|
I've been using a lot of inline assembly lately, and while the Stockholm syndrome might be in effect, I'm coming to like the GCC syntax. For me, main thing that has helped has been to adopt a consistent syntax. Here's some examples of what I'm currently using for an AVX2 popcnt optimization, with some explanation. #define ASM_VEC_BYTE_COUNT_SET(vec, sum, mask, shuf) \
__asm volatile ("vpsrld $4, %[VEC], %[SUM]\n" \
"vpand %[MASK], %[VEC], %[VEC]\n" \
"vpand %[MASK], %[SUM], %[SUM]\n" \
"vpshufb %[VEC], %[SHUF], %[VEC]\n" \
"vpshufb %[SUM], %[SHUF], %[SUM]\n" \
"vpaddb %[VEC], %[SUM], %[SUM]\n" : \
/* rd/wr ymm */ [VEC] "+&x" (vec), \
/* write ymm */ [SUM] "=&x" (sum) : \
/* read ymm */ [MASK] "x" (mask), \
/* read ymm */ [SHUF] "x" (shuf))
1) Try to use the %[symbolic] syntax rather than %[n] numeric. It's slightly longer to write, but usually clearer to read. Use upper case for the symbolic name. Put your inputs one per line, with a preceding comment.2) If you are using the same assembly more than once in your program, declare your assembly within a #define macro, then use the macro in your code. 3) Use "__asm volatile". Declaring "volatile" is not required, but once you are writing inline assembly you usually know more than the compiler about where the block should go. 5) If you have multiple lines of assembly and output registers, you are almost always safer to use "+&" and "=&" for your constraint rather than just "+" or "=". Search for "early clobber" for details. 6) Strongly prefer single type constraints. The more flexibility you give the compiler, the more likely it will defeat your efforts at optimization. Use explicit memory addressing modes rather than "m". The modifier "c" is needed for the offset. #define ASM_VEC_LOAD_OFFSET_MEM(off, mem, vec) \
__asm volatile ("vmovdqu %c[OFF](%[MEM]), %[VEC]\n" : \
/* destination */ [VEC] "=x" (vec) : \
/* byte offset */ [OFF] "i" (off), \
/* mem address */ [MEM] "r" (mem))
7) The register constraints for vectors are tricky, because the "x" constraint is used for both XMM and YMM vectors. There is no way to specify that one wants only one or the other. This sort of makes sense, since in hardware they share the same register. You can use the "q" modifier when you need to specify XMM syntax in the output when you need both forms of the same vector. |
5 - I can't think of any meaning early clobber has on an input+output constraint ("+")?

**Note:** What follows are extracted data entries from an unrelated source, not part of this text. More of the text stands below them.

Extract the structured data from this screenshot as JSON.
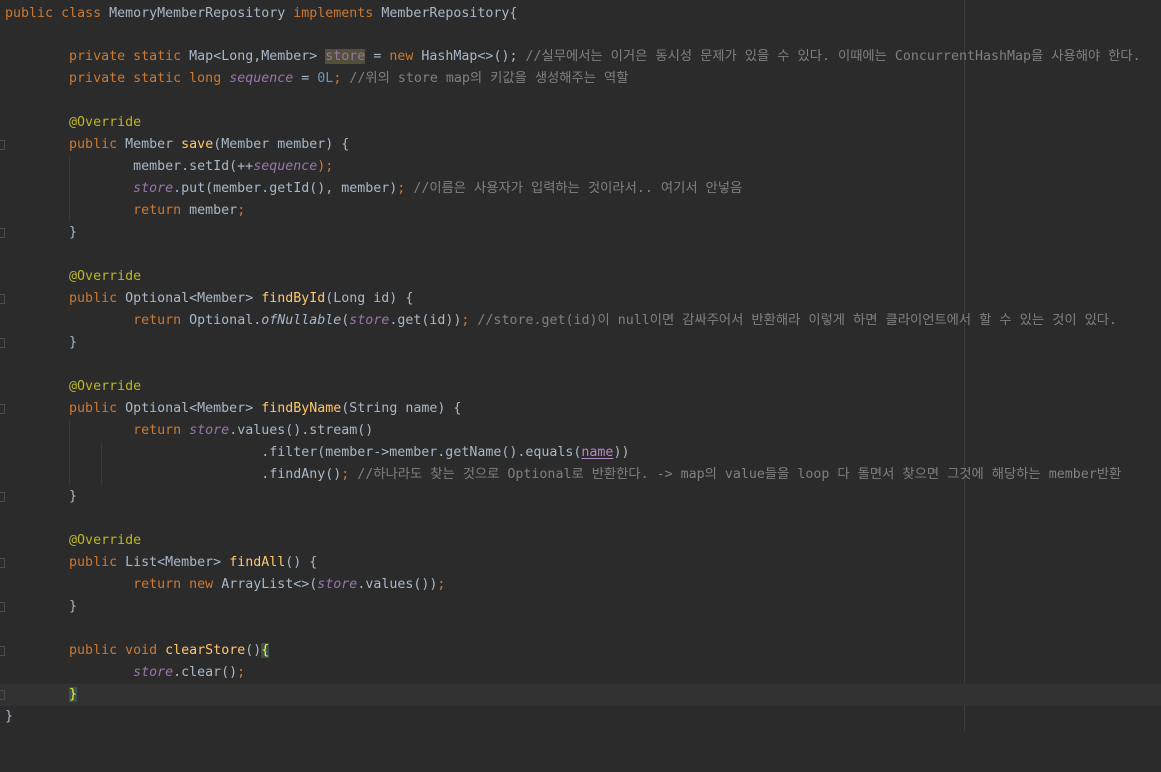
{
  "editor": {
    "lines": {
      "l1": {
        "kw_public": "public",
        "kw_class": "class",
        "class_name": "MemoryMemberRepository",
        "kw_implements": "implements",
        "iface": "MemberRepository{"
      },
      "l3": {
        "kw_private": "private",
        "kw_static": "static",
        "type": "Map<Long,Member>",
        "field": "store",
        "eq": " = ",
        "kw_new": "new",
        "ctor": "HashMap<>();",
        "comment": "//실무에서는 이거은 동시성 문제가 있을 수 있다. 이때에는 ConcurrentHashMap을 사용해야 한다."
      },
      "l4": {
        "kw_private": "private",
        "kw_static": "static",
        "kw_long": "long",
        "field": "sequence",
        "eq": " = ",
        "num": "0L",
        "semi": ";",
        "comment": "//위의 store map의 키값을 생성해주는 역할"
      },
      "l6": {
        "ann": "@Override"
      },
      "l7": {
        "kw_public": "public",
        "type": "Member",
        "fn": "save",
        "params": "(Member member) {"
      },
      "l8": {
        "pre": "member.setId(++",
        "field": "sequence",
        "post": ");"
      },
      "l9": {
        "field": "store",
        "call": ".put(member.getId(), member)",
        "semi": ";",
        "comment": "//이름은 사용자가 입력하는 것이라서.. 여기서 안넣음"
      },
      "l10": {
        "kw_return": "return",
        "rest": "member",
        "semi": ";"
      },
      "l11": {
        "brace": "}"
      },
      "l13": {
        "ann": "@Override"
      },
      "l14": {
        "kw_public": "public",
        "type": "Optional<Member>",
        "fn": "findById",
        "params": "(Long id) {"
      },
      "l15": {
        "kw_return": "return",
        "cls": "Optional.",
        "static_call": "ofNullable",
        "open": "(",
        "field": "store",
        "rest": ".get(id))",
        "semi": ";",
        "comment": "//store.get(id)이 null이면 감싸주어서 반환해라 이렇게 하면 클라이언트에서 할 수 있는 것이 있다."
      },
      "l16": {
        "brace": "}"
      },
      "l18": {
        "ann": "@Override"
      },
      "l19": {
        "kw_public": "public",
        "type": "Optional<Member>",
        "fn": "findByName",
        "params": "(String name) {"
      },
      "l20": {
        "kw_return": "return",
        "field": "store",
        "rest": ".values().stream()"
      },
      "l21": {
        "pre": ".filter(member->member.getName().equals(",
        "ref": "name",
        "post": "))"
      },
      "l22": {
        "pre": ".findAny()",
        "semi": ";",
        "comment": "//하나라도 찾는 것으로 Optional로 반환한다. -> map의 value들을 loop 다 돌면서 찾으면 그것에 해당하는 member반환"
      },
      "l23": {
        "brace": "}"
      },
      "l25": {
        "ann": "@Override"
      },
      "l26": {
        "kw_public": "public",
        "type": "List<Member>",
        "fn": "findAll",
        "params": "() {"
      },
      "l27": {
        "kw_return": "return",
        "kw_new": "new",
        "cls": "ArrayList<>(",
        "field": "store",
        "rest": ".values())",
        "semi": ";"
      },
      "l28": {
        "brace": "}"
      },
      "l30": {
        "kw_public": "public",
        "kw_void": "void",
        "fn": "clearStore",
        "params": "()",
        "brace": "{"
      },
      "l31": {
        "field": "store",
        "rest": ".clear()",
        "semi": ";"
      },
      "l32": {
        "brace": "}"
      },
      "l33": {
        "brace": "}"
      }
    }
  },
  "colors": {
    "background": "#2b2b2b",
    "keyword": "#cc7832",
    "field": "#9876aa",
    "method": "#ffc66d",
    "annotation": "#bbb529",
    "comment": "#808080",
    "number": "#6897bb",
    "text": "#a9b7c6"
  }
}
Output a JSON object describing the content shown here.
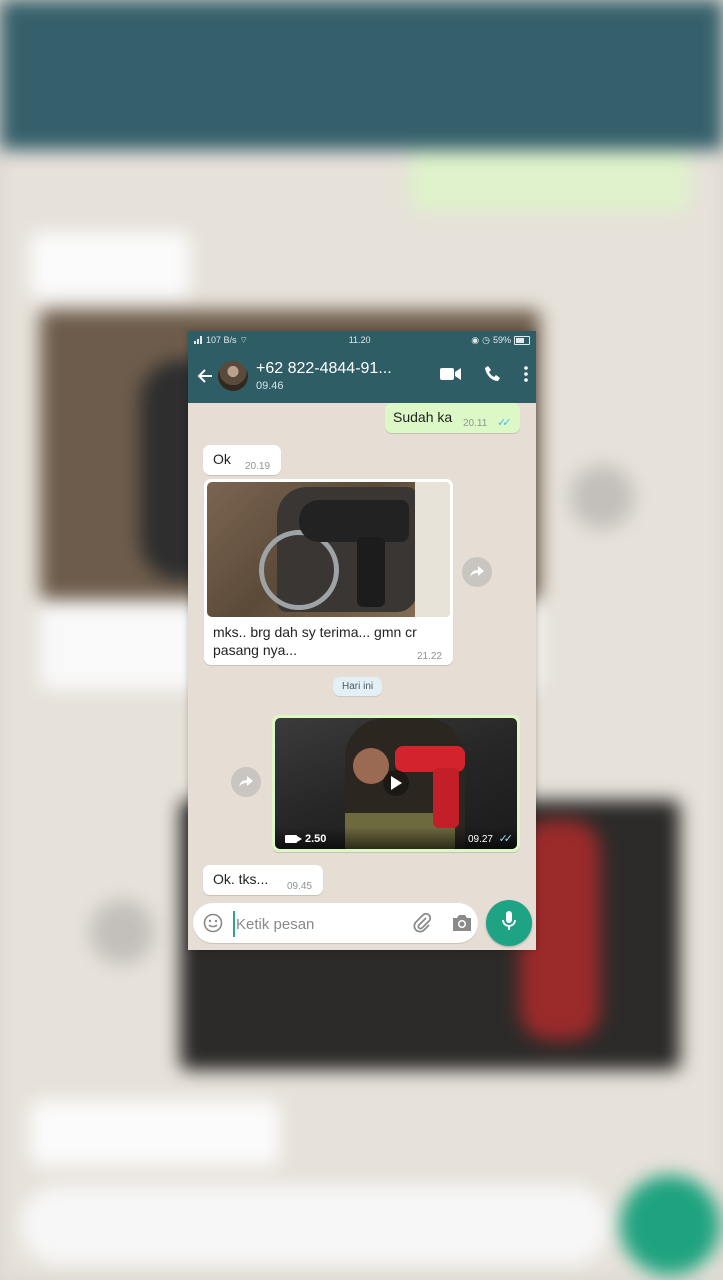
{
  "statusbar": {
    "net_speed": "107 B/s",
    "time": "11.20",
    "battery": "59%"
  },
  "header": {
    "contact_name": "+62 822-4844-91...",
    "last_seen": "09.46",
    "icons": [
      "back-arrow-icon",
      "video-call-icon",
      "voice-call-icon",
      "more-options-icon"
    ]
  },
  "messages": {
    "m1": {
      "text": "Sudah ka",
      "time": "20.11",
      "ticks": "✓✓"
    },
    "m2": {
      "text": "Ok",
      "time": "20.19"
    },
    "m3": {
      "caption": "mks.. brg dah sy terima... gmn cr pasang nya...",
      "time": "21.22"
    },
    "day_chip": "Hari ini",
    "m4": {
      "duration": "2.50",
      "time": "09.27",
      "ticks": "✓✓"
    },
    "m5": {
      "text": "Ok. tks...",
      "time": "09.45"
    }
  },
  "composer": {
    "placeholder": "Ketik pesan"
  },
  "colors": {
    "header": "#2f5d66",
    "outgoing_bubble": "#dcf8c6",
    "incoming_bubble": "#ffffff",
    "chat_background": "#e6ddd4",
    "accent_green": "#1fa385",
    "read_ticks": "#4fb6ec"
  }
}
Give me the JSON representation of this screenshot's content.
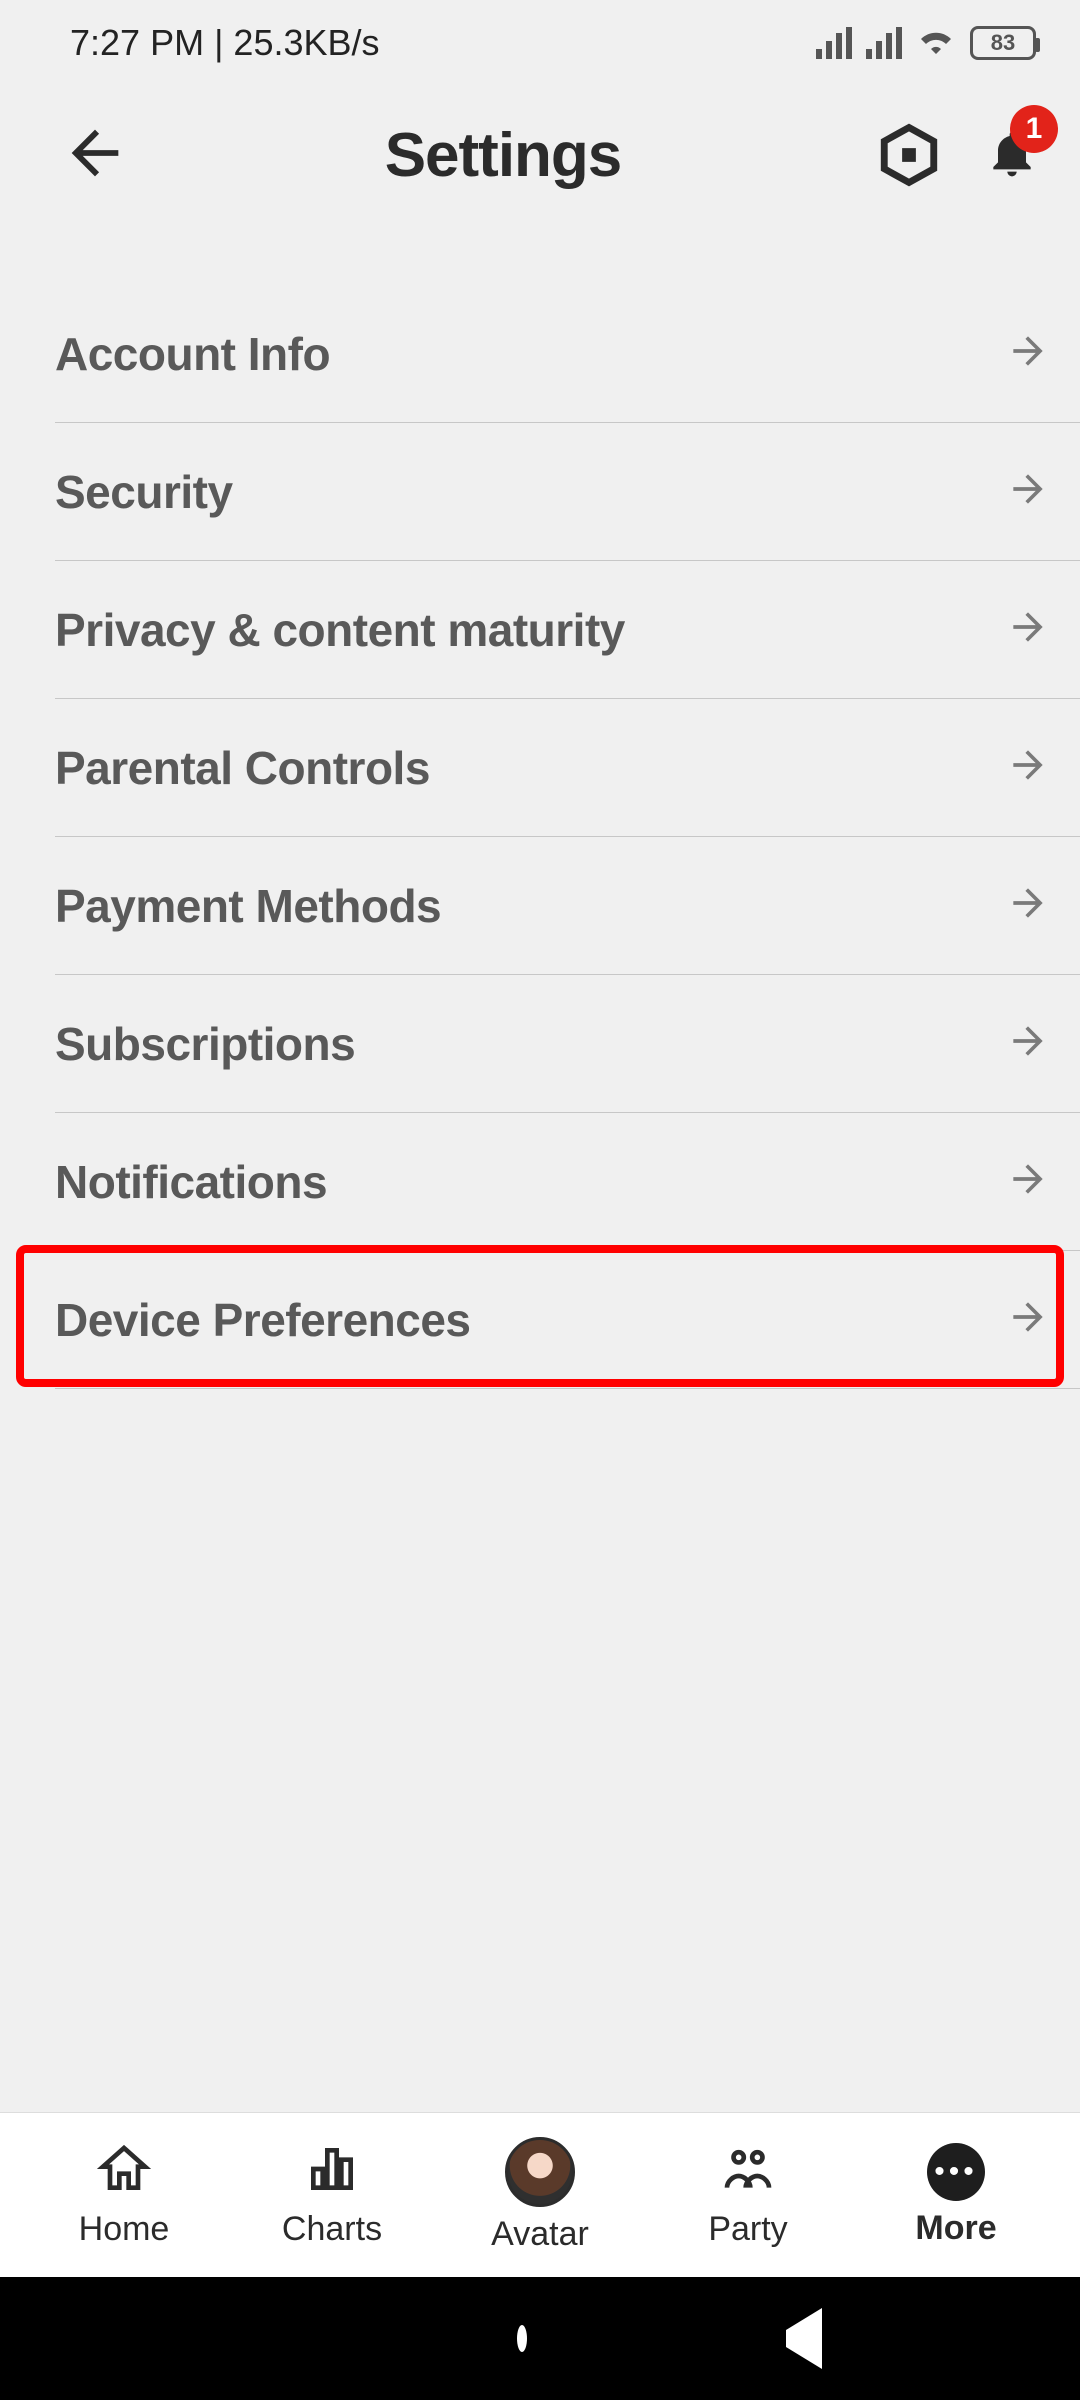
{
  "status": {
    "time": "7:27 PM | 25.3KB/s",
    "battery": "83"
  },
  "header": {
    "title": "Settings",
    "notification_count": "1"
  },
  "settings": {
    "items": [
      {
        "key": "account-info",
        "label": "Account Info"
      },
      {
        "key": "security",
        "label": "Security"
      },
      {
        "key": "privacy",
        "label": "Privacy & content maturity"
      },
      {
        "key": "parental-controls",
        "label": "Parental Controls"
      },
      {
        "key": "payment-methods",
        "label": "Payment Methods"
      },
      {
        "key": "subscriptions",
        "label": "Subscriptions"
      },
      {
        "key": "notifications",
        "label": "Notifications"
      },
      {
        "key": "device-preferences",
        "label": "Device Preferences"
      }
    ],
    "highlighted_index": 7
  },
  "bottom_nav": {
    "items": [
      {
        "key": "home",
        "label": "Home"
      },
      {
        "key": "charts",
        "label": "Charts"
      },
      {
        "key": "avatar",
        "label": "Avatar"
      },
      {
        "key": "party",
        "label": "Party"
      },
      {
        "key": "more",
        "label": "More"
      }
    ],
    "active_key": "more"
  }
}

6 - there are many cases where you really do want to give the compiler flexibility in addressing modes. Unfortunately clang tends to ignore that and generate (reg) regardless.
7 - not really different than GPRs; you use "r" as the constraint then a modifier like "k" for the size.
I guess the lesson is that yeah gcc inline asm is powerful, but they try to leave it undocumented for a reason. Also, who stole number 4?